Why doesn’t Joe Biden want to talk about the Supreme Court?
Change the subject? If Biden thought it would help him beat Trump, he would be eager to change the subject. But he knows the coming Supreme Court battle is a shot in the arm for Trump’s campaign — and a mortal danger to his.
In 2016, exit polls showed that Trump trounced Hillary Clinton by 15 points among voters for whom the Supreme Court was the most important issue, 56 to 41 percent. And it was the top issue for a lot of voters. Twenty-six percent of Trump voters — about 16.4 million people — reported that the court was the most important factor in their decision, compared with just 18 percent of Clinton voters. In an election that Trump won by about 78,000 votes in Pennsylvania, Wisconsin and Michigan, these voters arguably put him in the Oval Office.

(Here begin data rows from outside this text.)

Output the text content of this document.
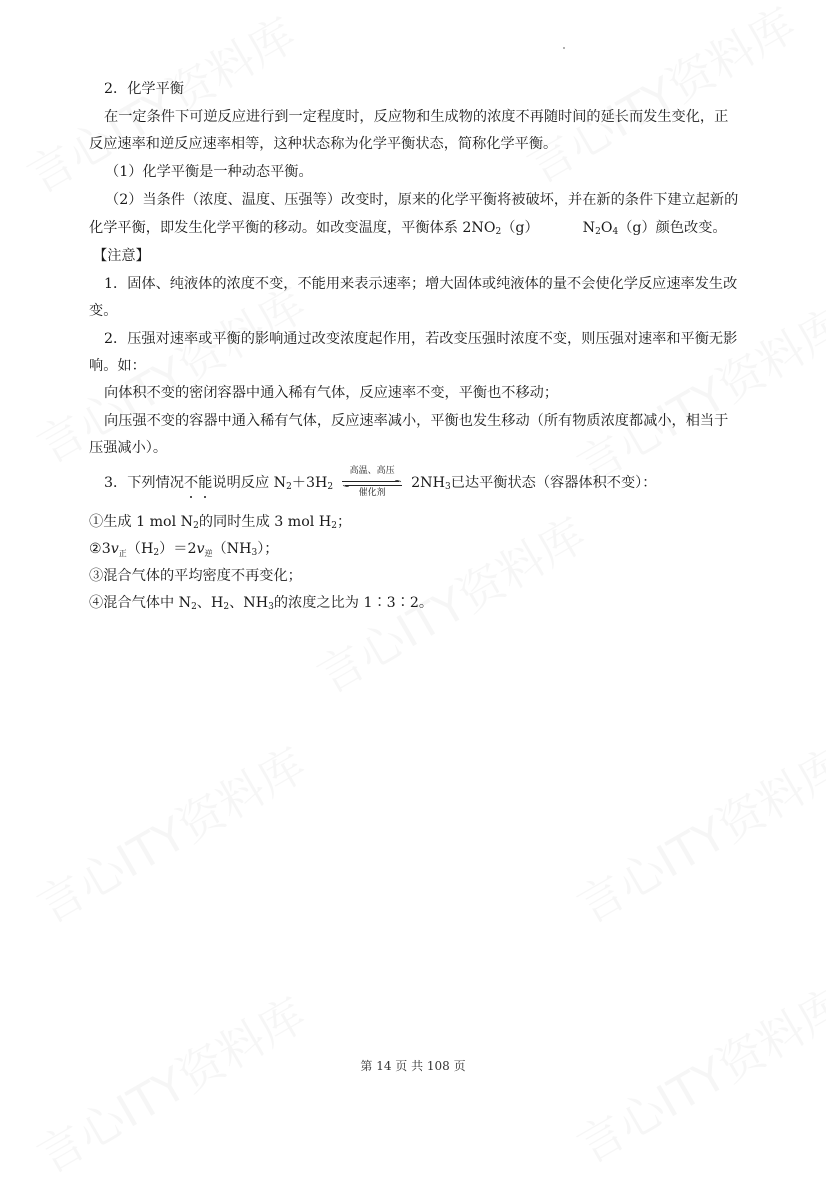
2．化学平衡
在一定条件下可逆反应进行到一定程度时，反应物和生成物的浓度不再随时间的延长而发生变化，正
反应速率和逆反应速率相等，这种状态称为化学平衡状态，简称化学平衡。
（1）化学平衡是一种动态平衡。
（2）当条件（浓度、温度、压强等）改变时，原来的化学平衡将被破坏，并在新的条件下建立起新的
化学平衡，即发生化学平衡的移动。如改变温度，平衡体系 $2NO_2(g)$	$N_2O_4(g)$颜色改变。
【注意】
1．固体、纯液体的浓度不变，不能用来表示速率；增大固体或纯液体的量不会使化学反应速率发生改
变。
2．压强对速率或平衡的影响通过改变浓度起作用，若改变压强时浓度不变，则压强对速率和平衡无影
响。如：
向体积不变的密闭容器中通入稀有气体，反应速率不变，平衡也不移动；
向压强不变的容器中通入稀有气体，反应速率减小，平衡也发生移动（所有物质浓度都减小，相当于
压强减小）。
3．下列情况不能说明反应 $N_2+3H_2$
高温、高压
催化剂
$2NH_3$已达平衡状态（容器体积不变）：
①生成 1 mol $N_2$的同时生成 3 mol $H_2$；
$②3v_正(H_2)=2v_逆(NH_3)$；
③混合气体的平均密度不再变化；
④混合气体中 $N_2$、$H_2$、$NH_3$的浓度之比为 1∶3∶2。
第 14 页 共 108 页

But Trump’s success in transforming the judiciary — securing the Supreme Court’s conservative majority and confirming more than 200 lower-court judges — meant judicial appointments were shaping up to be a weaker argument in 2020. Not anymore. A bruising fight over replacing Ginsburg just weeks before Election Day could prove just as decisive in Trump’s quest for a second term.
In 2016, Trump put out a list of candidates for the Supreme Court, and this month he released a new list for 2020. Biden is refusing to do the same. Why? He has said he plans to put a Black woman on the court, so he must have some names in mind. Indeed, Biden said in June, “We are putting together a list of a group of African American women who are qualified and have the experience to be on the court.” Why not share that list with voters as Trump has? Simple. Because Biden knows that doing so will help Trump. But Biden’s position is unsustainable. He says he should be allowed to pick Ginsburg’s successor but won’t say who his nominee might be.
Similarly, Biden can’t continue to dodge questions about court packing. The fact is, many Democrats supported packing the court long before Ginsburg died. Even if she had survived into Biden’s potential first term, and Justice Stephen G. Breyer retired, confirming both of their successors would not have altered the ideological makeup of the court. Democrats likely would not be satisfied simply swapping out liberal justices. They would have used Merrick Garland’s “stolen” seat as a pretext to install a liberal majority. Now Ginsburg’s “stolen” seat will provide the excuse.
But they can’t do it without President Biden’s signature. He will have to take a position on whether he will pack the court. He is reluctant to do so because if he says no, then he will dispirit his base; and if he says yes, then he will drive reluctant Trump voters for whom the Supreme Court is a deciding issue into Trump’s arms once again.
Exit polls in 2016 showed 20 percent of Trump’s voters didn’t like him. Democrats were hoping these were “Never Hillary” voters who would cut Democrats' way when she was not on the ballot. But the Supreme Court battle has thrown a wrench in their plans. Many reluctant Trump voters cast their ballots for the president precisely because of the Supreme Court. And they were pleased with his appointments. Polls showed that 86 percent of reluctant Trump voters supported his nomination of Neil M. Gorsuch, for example. The debate over court packing, combined with the coming smear campaign against Trump’s nominee, could drive many of these reluctant Trump voters back into the president’s camp.
Democrats need to be careful. In 2018, their ruthless assault on Brett M. Kavanaugh cost them their chance to regain control of the Senate. Democratic Sens. Heidi Heitkamp (N.D.), Joe Donnelly (Ind.) and Claire McCaskill (Mo.) were thrown out of office by voters furious over their party’s campaign of character assassination against Kavanaugh. In a year when Democrats succeeded in retaking the House, voters expanded the GOP’s Senate majority by two seats — giving Republicans the mandate they now claim to confirm Ginsburg’s successor.
If Democrats carry out a similar hit job on Trump’s next nominee, while Biden refuses to say whom he would appoint and whether he would pack the Supreme Court, it might cost them the White House.